Depuis quelques jours, les témoignages de victimes se succédaient. Tous mettaient en cause Sandrine et Salvatore, un couple d’Ansois qui proposait sa maison, installée dans la rue du Roua à Alleur, à la location.

« Leur modus operandi était toujours identique », expliquait-on, dimanche en début d’après-midi, au parquet de Liège.

Le couple plaçait une petite annonce pour la location d’une villa quatre façades avec quatre chambres à Alleur. Des familles se présentaient et Sandrine faisait alors visiter les lieux. Un accord était alors conclu autour d’un loyer mensuel oscillant entre 850 et 950 € en fonction des victimes. Les familles versaient les deux mois de caution en liquide et en échange, elles recevaient une date pour l’emménagement.

Ce n’était pas leur maison

À la date prévue, plusieurs familles originaires de la région liégeoise, namuroise ou verviétoise se présentaient alors, rue du Roua à Alleur, pour emménager mais, les lieux étaient déjà occupés. En effet, une famille était installée à l’adresse.

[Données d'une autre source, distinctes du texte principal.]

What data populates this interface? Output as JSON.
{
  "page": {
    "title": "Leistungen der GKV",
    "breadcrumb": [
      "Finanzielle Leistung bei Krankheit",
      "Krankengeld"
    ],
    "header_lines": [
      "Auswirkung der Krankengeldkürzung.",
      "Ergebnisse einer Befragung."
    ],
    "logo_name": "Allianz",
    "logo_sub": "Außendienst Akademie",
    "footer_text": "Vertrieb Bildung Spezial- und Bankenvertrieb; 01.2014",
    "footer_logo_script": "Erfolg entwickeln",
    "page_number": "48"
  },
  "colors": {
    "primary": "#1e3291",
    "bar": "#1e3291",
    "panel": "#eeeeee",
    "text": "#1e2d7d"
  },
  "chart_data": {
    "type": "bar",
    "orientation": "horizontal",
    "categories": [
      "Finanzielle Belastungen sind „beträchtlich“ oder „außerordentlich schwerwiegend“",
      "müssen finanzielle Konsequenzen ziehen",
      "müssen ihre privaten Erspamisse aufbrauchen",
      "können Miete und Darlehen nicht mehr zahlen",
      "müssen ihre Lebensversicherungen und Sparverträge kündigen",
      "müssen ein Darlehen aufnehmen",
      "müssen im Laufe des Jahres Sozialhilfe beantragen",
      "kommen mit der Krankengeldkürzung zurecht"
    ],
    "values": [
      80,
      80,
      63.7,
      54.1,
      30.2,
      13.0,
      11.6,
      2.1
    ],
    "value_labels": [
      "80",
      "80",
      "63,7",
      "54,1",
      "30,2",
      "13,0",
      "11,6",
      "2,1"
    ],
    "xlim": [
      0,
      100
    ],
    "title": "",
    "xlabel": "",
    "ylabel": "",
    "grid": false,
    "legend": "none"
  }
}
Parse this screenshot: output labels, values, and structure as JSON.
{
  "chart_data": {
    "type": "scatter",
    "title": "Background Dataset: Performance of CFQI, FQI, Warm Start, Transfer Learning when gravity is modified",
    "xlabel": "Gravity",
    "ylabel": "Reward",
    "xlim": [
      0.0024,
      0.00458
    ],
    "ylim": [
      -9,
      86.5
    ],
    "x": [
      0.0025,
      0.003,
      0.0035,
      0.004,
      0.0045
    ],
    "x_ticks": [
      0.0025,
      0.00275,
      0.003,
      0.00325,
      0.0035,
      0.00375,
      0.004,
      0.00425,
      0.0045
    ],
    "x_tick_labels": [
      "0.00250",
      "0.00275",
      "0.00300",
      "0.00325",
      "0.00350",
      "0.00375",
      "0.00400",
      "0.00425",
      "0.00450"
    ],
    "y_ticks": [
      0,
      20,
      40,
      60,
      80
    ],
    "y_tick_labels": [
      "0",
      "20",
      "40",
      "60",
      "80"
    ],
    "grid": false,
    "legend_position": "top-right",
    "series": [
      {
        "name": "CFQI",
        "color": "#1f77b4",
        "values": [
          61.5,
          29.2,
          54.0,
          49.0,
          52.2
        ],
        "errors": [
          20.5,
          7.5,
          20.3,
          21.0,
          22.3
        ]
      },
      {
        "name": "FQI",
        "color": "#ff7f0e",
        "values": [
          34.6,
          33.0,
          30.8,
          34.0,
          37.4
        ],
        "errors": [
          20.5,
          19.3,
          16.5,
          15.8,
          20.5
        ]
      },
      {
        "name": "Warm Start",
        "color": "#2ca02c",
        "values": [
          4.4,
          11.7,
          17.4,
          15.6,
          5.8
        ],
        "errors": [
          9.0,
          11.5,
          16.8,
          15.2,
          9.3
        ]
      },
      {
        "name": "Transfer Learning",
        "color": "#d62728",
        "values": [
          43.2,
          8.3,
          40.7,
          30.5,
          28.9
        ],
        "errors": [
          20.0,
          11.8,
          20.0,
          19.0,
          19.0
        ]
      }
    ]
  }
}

Contrairement à ce qu’ils avançaient, Sandrine et Salvatore n’étaient pas propriétaires mais bien locataires. Ils louaient donc une maison qui n’était pas la leur puis disparaissaient dans la nature avec les cautions locatives. Évidemment, ils ne donnaient plus de nouvelle.

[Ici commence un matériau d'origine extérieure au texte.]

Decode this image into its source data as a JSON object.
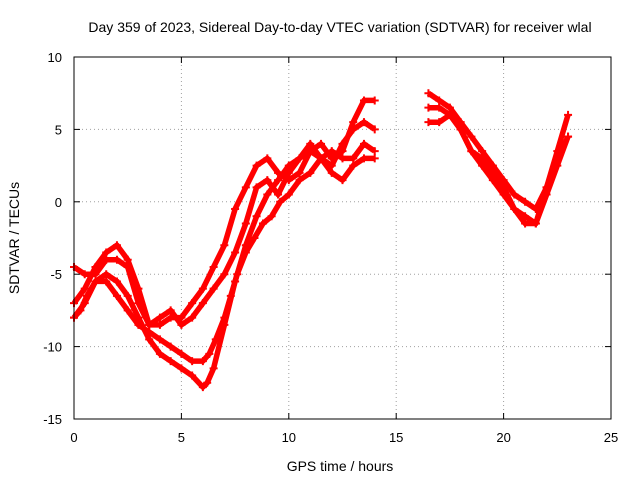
{
  "chart_data": {
    "type": "line",
    "title": "Day 359 of 2023, Sidereal Day-to-day VTEC variation (SDTVAR) for receiver wlal",
    "xlabel": "GPS time / hours",
    "ylabel": "SDTVAR / TECUs",
    "xlim": [
      0,
      25
    ],
    "ylim": [
      -15,
      10
    ],
    "xticks": [
      "0",
      "5",
      "10",
      "15",
      "20",
      "25"
    ],
    "yticks": [
      "10",
      "5",
      "0",
      "-5",
      "-10",
      "-15"
    ],
    "xtick_values": [
      0,
      5,
      10,
      15,
      20,
      25
    ],
    "ytick_values": [
      10,
      5,
      0,
      -5,
      -10,
      -15
    ],
    "grid": true,
    "color": "#ff0000",
    "series": [
      {
        "name": "trace-1",
        "x": [
          0,
          0.3,
          0.6,
          1.0,
          1.5,
          2.0,
          2.5,
          3.0,
          3.5,
          4.0,
          4.5,
          5.0,
          5.5,
          6.0,
          6.3,
          6.6,
          7.0,
          7.3,
          7.6,
          8.0,
          8.4,
          8.8,
          9.2,
          9.6,
          10.0,
          10.5,
          11.0,
          11.5,
          12.0,
          12.5,
          13.0,
          13.5,
          14.0
        ],
        "y": [
          -8.0,
          -7.5,
          -6.5,
          -5.5,
          -5.5,
          -6.5,
          -7.5,
          -8.5,
          -9.0,
          -9.5,
          -10.0,
          -10.5,
          -11.0,
          -11.0,
          -10.5,
          -9.5,
          -8.0,
          -6.5,
          -5.0,
          -3.5,
          -2.5,
          -1.5,
          -1.0,
          0.0,
          0.5,
          1.5,
          2.0,
          3.0,
          3.5,
          3.0,
          3.0,
          4.0,
          3.5
        ]
      },
      {
        "name": "trace-2",
        "x": [
          0,
          0.5,
          1.0,
          1.5,
          2.0,
          2.5,
          3.0,
          3.5,
          4.0,
          4.5,
          5.0,
          5.5,
          6.0,
          6.2,
          6.5,
          7.0,
          7.5,
          8.0,
          8.5,
          9.0,
          9.5,
          10.0,
          10.5,
          11.0,
          11.5,
          12.0,
          12.5,
          13.0,
          13.5,
          14.0
        ],
        "y": [
          -8.0,
          -7.0,
          -5.5,
          -5.0,
          -5.5,
          -6.5,
          -8.0,
          -9.5,
          -10.5,
          -11.0,
          -11.5,
          -12.0,
          -12.8,
          -12.5,
          -11.5,
          -8.5,
          -5.5,
          -3.0,
          -1.0,
          0.5,
          1.5,
          2.5,
          3.0,
          3.5,
          3.0,
          2.0,
          1.5,
          2.5,
          3.0,
          3.0
        ]
      },
      {
        "name": "trace-3",
        "x": [
          0,
          0.5,
          1.0,
          1.5,
          2.0,
          2.5,
          3.0,
          3.5,
          4.0,
          4.5,
          5.0,
          5.5,
          6.0,
          6.5,
          7.0,
          7.5,
          8.0,
          8.5,
          9.0,
          9.5,
          10.0,
          10.5,
          11.0,
          11.5,
          12.0,
          12.5,
          13.0,
          13.5,
          14.0
        ],
        "y": [
          -7.0,
          -6.0,
          -4.5,
          -3.5,
          -3.0,
          -4.0,
          -6.0,
          -8.5,
          -8.5,
          -8.0,
          -8.0,
          -7.0,
          -6.0,
          -4.5,
          -3.0,
          -0.5,
          1.0,
          2.5,
          3.0,
          2.0,
          1.5,
          2.0,
          3.5,
          4.0,
          3.0,
          3.5,
          5.5,
          7.0,
          7.0
        ]
      },
      {
        "name": "trace-4",
        "x": [
          0,
          0.5,
          1.0,
          1.5,
          2.0,
          2.5,
          3.0,
          3.5,
          4.0,
          4.5,
          5.0,
          5.5,
          6.0,
          6.5,
          7.0,
          7.5,
          8.0,
          8.5,
          9.0,
          9.5,
          10.0,
          10.5,
          11.0,
          11.5,
          12.0,
          12.5,
          13.0,
          13.5,
          14.0
        ],
        "y": [
          -4.5,
          -5.0,
          -5.0,
          -4.0,
          -4.0,
          -4.5,
          -7.0,
          -8.5,
          -8.0,
          -7.5,
          -8.5,
          -8.0,
          -7.0,
          -6.0,
          -5.0,
          -3.5,
          -1.5,
          1.0,
          1.5,
          0.5,
          2.0,
          3.0,
          4.0,
          3.0,
          2.5,
          4.0,
          5.0,
          5.5,
          5.0
        ]
      },
      {
        "name": "trace-5",
        "x": [
          16.5,
          17.0,
          17.5,
          18.0,
          18.5,
          19.0,
          19.5,
          20.0,
          20.5,
          21.0,
          21.5,
          22.0,
          22.5,
          23.0
        ],
        "y": [
          7.5,
          7.0,
          6.5,
          5.5,
          4.5,
          3.5,
          2.5,
          1.5,
          0.5,
          0.0,
          -0.5,
          1.0,
          3.5,
          6.0
        ]
      },
      {
        "name": "trace-6",
        "x": [
          16.5,
          17.0,
          17.5,
          18.0,
          18.5,
          19.0,
          19.5,
          20.0,
          20.5,
          21.0,
          21.5,
          22.0,
          22.5,
          23.0
        ],
        "y": [
          6.5,
          6.5,
          6.0,
          5.0,
          3.5,
          3.0,
          2.0,
          1.0,
          -0.5,
          -1.0,
          -1.5,
          1.0,
          3.0,
          4.5
        ]
      },
      {
        "name": "trace-7",
        "x": [
          16.5,
          17.0,
          17.5,
          18.0,
          18.5,
          19.0,
          19.5,
          20.0,
          20.5,
          21.0,
          21.5,
          22.0,
          22.5,
          23.0
        ],
        "y": [
          5.5,
          5.5,
          6.0,
          5.0,
          3.5,
          2.5,
          1.5,
          0.5,
          -0.5,
          -1.5,
          -1.5,
          0.5,
          2.5,
          4.5
        ]
      }
    ]
  }
}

Imaginez la pagaille et l’embarras pour celles et ceux qui avaient donné leur renom et remis les clés de leur ancien logement.

Les victimes s’organisent

Les différentes familles de victimes se sont associées pour mettre un terme aux agissements du couple, qui a maintenant déménagé vers Saint-Nicolas. Plusieurs plaintes ont été déposées dans différentes zones de police.

Cette technique n’a pas valu que des amis à Salvatore et Sandrine. Samedi, ils se sont présentés dans un bureau de police de la zone Ans/Saint-Nicolas. Ils voulaient déposer une plainte après avoir reçu des menaces de mort inquiétantes de la part d’une des victimes.

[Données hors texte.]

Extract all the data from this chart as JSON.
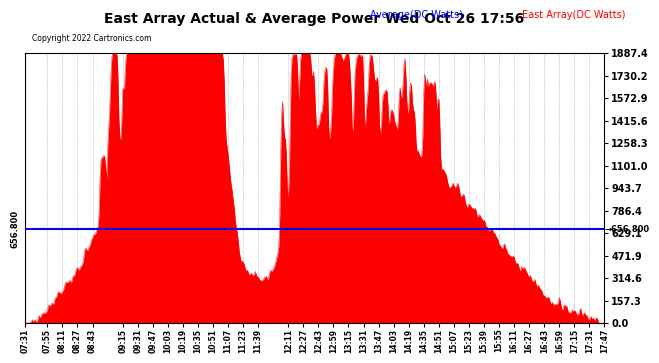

Alors que les policiers prenaient la déposition du couple, ils ont réalisé que Salvatore et Sandrine étaient recherchés pour une quinzaine d’escroqueries à la location. Le parquet de Liège a été averti et le couple a été privé de liberté et entendu sur ces faits.

15 escroqueries

Le parquet de Liège signalait que l’escroquerie la plus ancienne remontait au mois d’octobre 2020 et qu’une quinzaine de dossiers – avec autant de victimes – sont recensés.

Sur injonction du parquet, Salavtore et Sandrine avaient, par le passé, déjà été mis en garde par les policiers. Ils avaient alors directement remboursé les cautions locatives pour ne pas être poursuivis. Il semble donc que cette mesure de clémence, synonyme de « seconde chance », n’ait pas eu l’effet escompté puisque l’un et l’autre ont poursuivi sur l’autoroute de l’escroquerie.

En 2007 déjà, Sandrine avait été condamnée pour une escroquerie. Elle possède donc un antécédent spécifique qui ne va certainement pas plaider en sa faveur.

Dimanche, le couple d’Ansois a été déféré au palais de justice. Le magistrat de garde a mis le dossier à l’instruction et a demandé deux mandats d’arrêt.

Le parquet de Liège précisait encore que la plainte déposée pour les menaces de mort sera bel et bien examinée comme il se doit.